Cronica parescuda uei, dissabte 26 de noveme 2022, en la pagina Débats deu diari La République des Pyrénées.
Je suis entré lentement dans son bureau. Il se tenait là, souriant, près de son ordinateur. Il m’attendait. J’étais, comme à l’accoutumée, en retard. Je me suis excusé comme un adolescent timide. Je lui avais téléphoné quelques jours auparavant pour lui proposer un titre pour mon billet. C’est ainsi qu’il dénommait ma chronique hebdomadaire à venir.
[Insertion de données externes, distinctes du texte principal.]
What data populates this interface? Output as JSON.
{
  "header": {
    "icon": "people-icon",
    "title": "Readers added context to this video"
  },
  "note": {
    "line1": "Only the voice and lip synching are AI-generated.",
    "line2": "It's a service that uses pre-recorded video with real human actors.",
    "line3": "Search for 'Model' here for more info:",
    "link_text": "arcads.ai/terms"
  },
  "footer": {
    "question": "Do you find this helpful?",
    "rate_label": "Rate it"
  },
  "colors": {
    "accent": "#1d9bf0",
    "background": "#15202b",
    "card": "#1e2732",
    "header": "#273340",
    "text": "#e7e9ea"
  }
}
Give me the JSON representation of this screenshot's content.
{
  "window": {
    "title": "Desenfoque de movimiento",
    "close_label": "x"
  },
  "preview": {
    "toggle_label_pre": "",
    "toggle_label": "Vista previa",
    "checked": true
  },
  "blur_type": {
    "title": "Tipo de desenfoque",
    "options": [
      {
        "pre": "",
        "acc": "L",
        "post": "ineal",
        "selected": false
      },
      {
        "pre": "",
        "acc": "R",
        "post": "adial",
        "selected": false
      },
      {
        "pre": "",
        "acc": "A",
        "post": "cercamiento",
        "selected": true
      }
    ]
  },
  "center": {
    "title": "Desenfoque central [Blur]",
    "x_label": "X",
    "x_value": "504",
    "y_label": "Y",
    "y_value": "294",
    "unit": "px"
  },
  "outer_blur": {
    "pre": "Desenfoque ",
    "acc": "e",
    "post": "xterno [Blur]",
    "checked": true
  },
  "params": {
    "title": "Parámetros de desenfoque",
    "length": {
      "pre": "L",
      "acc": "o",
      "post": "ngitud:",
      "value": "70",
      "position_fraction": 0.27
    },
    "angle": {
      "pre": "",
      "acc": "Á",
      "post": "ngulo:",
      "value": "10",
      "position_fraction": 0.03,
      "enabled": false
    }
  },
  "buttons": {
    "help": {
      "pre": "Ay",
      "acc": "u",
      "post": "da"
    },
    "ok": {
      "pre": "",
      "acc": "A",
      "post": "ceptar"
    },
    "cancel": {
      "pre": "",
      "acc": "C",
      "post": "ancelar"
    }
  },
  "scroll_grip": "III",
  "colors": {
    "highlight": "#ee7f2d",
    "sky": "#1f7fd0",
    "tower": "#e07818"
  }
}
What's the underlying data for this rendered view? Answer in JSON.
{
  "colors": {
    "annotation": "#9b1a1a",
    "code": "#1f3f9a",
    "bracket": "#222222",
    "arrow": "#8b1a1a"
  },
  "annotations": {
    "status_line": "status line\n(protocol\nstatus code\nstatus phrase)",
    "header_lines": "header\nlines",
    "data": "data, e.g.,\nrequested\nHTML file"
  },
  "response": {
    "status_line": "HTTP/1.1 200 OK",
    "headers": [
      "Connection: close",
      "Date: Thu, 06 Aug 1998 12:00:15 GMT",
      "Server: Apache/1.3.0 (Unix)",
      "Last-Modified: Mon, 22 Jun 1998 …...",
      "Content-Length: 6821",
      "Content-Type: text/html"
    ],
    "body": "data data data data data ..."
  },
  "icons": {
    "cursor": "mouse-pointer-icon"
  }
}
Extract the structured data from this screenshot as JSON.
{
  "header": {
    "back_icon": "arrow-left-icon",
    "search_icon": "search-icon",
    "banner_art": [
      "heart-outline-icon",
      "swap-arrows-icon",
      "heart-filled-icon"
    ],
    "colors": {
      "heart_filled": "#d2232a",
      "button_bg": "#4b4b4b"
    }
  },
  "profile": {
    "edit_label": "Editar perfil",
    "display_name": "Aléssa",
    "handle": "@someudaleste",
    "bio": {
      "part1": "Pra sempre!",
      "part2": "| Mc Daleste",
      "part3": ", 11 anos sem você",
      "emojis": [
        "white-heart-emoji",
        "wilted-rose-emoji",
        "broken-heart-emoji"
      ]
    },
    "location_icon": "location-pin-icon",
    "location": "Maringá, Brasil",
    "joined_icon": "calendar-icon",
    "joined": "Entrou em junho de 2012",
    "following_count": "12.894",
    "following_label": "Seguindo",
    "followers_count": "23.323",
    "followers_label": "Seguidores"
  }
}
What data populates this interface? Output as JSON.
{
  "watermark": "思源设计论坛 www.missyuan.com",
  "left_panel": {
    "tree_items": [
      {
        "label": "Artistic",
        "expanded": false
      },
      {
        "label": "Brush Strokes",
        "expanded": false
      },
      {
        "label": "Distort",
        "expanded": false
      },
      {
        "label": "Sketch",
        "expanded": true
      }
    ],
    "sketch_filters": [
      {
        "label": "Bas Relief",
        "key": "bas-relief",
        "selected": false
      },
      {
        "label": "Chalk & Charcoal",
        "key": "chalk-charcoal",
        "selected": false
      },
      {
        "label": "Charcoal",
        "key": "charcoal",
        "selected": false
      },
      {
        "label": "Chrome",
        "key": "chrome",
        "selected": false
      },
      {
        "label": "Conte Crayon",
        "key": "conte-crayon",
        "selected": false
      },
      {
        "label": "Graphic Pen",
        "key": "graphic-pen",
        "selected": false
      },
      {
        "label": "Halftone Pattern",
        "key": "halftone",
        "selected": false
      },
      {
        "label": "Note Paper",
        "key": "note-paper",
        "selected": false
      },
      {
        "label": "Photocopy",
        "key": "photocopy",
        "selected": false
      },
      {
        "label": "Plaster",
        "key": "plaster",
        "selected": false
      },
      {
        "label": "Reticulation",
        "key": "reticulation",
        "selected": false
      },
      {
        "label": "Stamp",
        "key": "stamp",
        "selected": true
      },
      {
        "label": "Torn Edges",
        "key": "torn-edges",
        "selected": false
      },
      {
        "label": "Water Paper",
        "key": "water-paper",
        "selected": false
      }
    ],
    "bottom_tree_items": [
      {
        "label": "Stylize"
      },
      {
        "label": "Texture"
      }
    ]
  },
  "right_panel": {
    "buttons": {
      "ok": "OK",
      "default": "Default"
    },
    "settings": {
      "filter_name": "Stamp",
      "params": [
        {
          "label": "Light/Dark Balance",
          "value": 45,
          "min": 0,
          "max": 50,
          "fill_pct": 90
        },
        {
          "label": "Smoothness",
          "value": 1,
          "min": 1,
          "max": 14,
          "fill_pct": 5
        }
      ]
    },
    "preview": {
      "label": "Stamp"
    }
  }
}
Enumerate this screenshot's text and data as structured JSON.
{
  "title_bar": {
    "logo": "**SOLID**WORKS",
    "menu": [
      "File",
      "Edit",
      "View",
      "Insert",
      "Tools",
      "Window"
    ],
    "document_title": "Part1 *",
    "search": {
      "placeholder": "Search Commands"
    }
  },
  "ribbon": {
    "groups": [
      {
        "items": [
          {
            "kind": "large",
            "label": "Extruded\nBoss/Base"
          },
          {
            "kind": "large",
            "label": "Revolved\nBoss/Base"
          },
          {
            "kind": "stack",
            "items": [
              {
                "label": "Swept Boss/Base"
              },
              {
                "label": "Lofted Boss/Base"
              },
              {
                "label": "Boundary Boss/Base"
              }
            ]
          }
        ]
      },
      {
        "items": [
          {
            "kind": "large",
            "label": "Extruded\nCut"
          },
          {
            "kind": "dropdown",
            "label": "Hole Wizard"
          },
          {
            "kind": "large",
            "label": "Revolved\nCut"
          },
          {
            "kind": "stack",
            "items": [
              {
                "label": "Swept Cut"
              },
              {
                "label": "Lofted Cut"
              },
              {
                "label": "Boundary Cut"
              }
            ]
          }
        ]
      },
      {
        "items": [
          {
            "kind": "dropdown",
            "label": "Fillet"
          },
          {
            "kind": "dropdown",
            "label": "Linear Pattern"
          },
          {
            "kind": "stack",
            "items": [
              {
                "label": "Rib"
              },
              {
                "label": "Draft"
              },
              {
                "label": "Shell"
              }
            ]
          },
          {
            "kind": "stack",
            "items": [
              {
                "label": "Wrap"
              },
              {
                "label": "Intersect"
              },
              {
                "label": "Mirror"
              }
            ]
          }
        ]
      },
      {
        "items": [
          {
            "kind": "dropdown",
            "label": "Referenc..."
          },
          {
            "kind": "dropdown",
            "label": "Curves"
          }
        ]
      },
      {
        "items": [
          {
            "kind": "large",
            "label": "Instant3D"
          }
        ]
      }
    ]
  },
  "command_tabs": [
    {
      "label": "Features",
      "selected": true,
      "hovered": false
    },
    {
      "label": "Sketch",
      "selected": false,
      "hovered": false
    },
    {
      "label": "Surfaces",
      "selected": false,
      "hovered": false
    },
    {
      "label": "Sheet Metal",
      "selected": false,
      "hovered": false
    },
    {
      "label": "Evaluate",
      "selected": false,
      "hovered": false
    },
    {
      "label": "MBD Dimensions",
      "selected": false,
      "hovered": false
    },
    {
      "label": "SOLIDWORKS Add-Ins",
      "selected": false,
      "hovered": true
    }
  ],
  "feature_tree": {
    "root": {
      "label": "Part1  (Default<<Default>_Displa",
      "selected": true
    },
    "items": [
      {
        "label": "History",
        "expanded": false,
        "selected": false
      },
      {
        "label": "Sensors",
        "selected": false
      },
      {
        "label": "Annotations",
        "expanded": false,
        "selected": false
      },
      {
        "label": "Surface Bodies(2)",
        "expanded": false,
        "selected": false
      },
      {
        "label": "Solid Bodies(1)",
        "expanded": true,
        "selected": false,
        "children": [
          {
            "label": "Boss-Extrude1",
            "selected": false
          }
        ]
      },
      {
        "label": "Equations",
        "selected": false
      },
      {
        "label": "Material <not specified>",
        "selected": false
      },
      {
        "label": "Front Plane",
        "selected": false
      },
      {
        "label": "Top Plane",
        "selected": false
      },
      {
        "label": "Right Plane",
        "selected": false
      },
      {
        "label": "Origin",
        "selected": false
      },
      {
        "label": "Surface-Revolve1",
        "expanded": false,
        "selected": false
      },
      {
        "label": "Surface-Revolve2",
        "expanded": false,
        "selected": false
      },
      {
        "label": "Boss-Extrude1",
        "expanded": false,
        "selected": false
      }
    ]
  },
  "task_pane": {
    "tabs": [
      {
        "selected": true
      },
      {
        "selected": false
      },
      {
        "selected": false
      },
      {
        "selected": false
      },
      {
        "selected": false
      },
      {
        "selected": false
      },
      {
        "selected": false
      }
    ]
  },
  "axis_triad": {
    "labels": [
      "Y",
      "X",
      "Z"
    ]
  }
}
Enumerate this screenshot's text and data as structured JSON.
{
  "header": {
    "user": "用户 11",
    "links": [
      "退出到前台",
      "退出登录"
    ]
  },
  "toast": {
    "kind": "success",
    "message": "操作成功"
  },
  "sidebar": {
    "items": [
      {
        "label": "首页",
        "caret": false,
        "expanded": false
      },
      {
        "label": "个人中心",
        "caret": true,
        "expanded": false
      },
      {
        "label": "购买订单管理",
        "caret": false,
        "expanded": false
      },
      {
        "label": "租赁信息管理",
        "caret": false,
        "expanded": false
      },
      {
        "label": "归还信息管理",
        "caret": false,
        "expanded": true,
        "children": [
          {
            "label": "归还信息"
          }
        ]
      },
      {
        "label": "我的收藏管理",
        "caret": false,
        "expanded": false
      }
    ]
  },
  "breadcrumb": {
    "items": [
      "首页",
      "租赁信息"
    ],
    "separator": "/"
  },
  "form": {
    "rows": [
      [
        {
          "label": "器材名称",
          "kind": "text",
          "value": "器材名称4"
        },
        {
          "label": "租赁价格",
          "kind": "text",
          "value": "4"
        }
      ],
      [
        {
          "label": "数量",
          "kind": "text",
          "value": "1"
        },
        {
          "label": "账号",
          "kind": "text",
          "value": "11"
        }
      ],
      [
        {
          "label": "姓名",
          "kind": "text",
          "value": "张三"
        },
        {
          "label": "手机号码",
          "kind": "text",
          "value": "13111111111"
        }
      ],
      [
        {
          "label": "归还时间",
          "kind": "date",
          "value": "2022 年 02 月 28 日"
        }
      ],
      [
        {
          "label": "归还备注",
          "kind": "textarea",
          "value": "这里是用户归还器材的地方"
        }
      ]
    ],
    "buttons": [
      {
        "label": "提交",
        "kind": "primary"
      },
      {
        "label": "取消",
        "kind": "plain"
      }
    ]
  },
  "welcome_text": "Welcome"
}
Je lui avais envoyé au préalable un « essai » qu’il avait accepté avec ce ton apaisé et doux qui m’avait mis en confiance. Je le confesse, mon anxiété ne me quittait plus depuis qu’il m’avait sollicité. Je crois que c’était « a las prumerias » (1) de février 2002. Il me donna quelques recommandations eu égard au « cahier des charges » qui était désormais le mien, et j’en fus rassénéré. Une nouvelle aventure commençait. Littéraire de surcroît, quoi que puissent penser certains aigris qui ont vite fait de vous clouer au pilori de leurs certitudes. Très vite, je compris que son érudition n’était pas cuistrerie, comme chez nombre de « saberudàs » (2) que j’avais supportés ou fuis. Chaque fois que j’avais l’occasion de le croiser rue Lespy ou au Drop, rue Castetnau, où j’allais boire un café ou une pression, je le sollicitais pour qu’il voulût bien répondre à mes questions sur l’histoire de Pau, trop souvent méconnue. Je me souviens encore de ce qu’il m’avait dit de l’histoire de la synagogue de Pau ou de la prise du journal « Le Patriote » en août 1944 par les chefs de la Résistance béarnaise qui est devenu quelques années après notre « République des Pyrénées ». Et que dire de son style élégant et précis ! Je débutais, et à le lire, je doutais encore. Il sut, parfois, me conseiller, ouvrir des pistes auxquelles je n’avais pas pensé. Je lui dois sans nul doute d’avoir persévérer alors que, dans les premiers temps, j’avais été à deux doigts de tout laisser tomber. Vingt ans après, je veux par ce billet lui rendre hommage.
1. Au début.
2. Cuistres.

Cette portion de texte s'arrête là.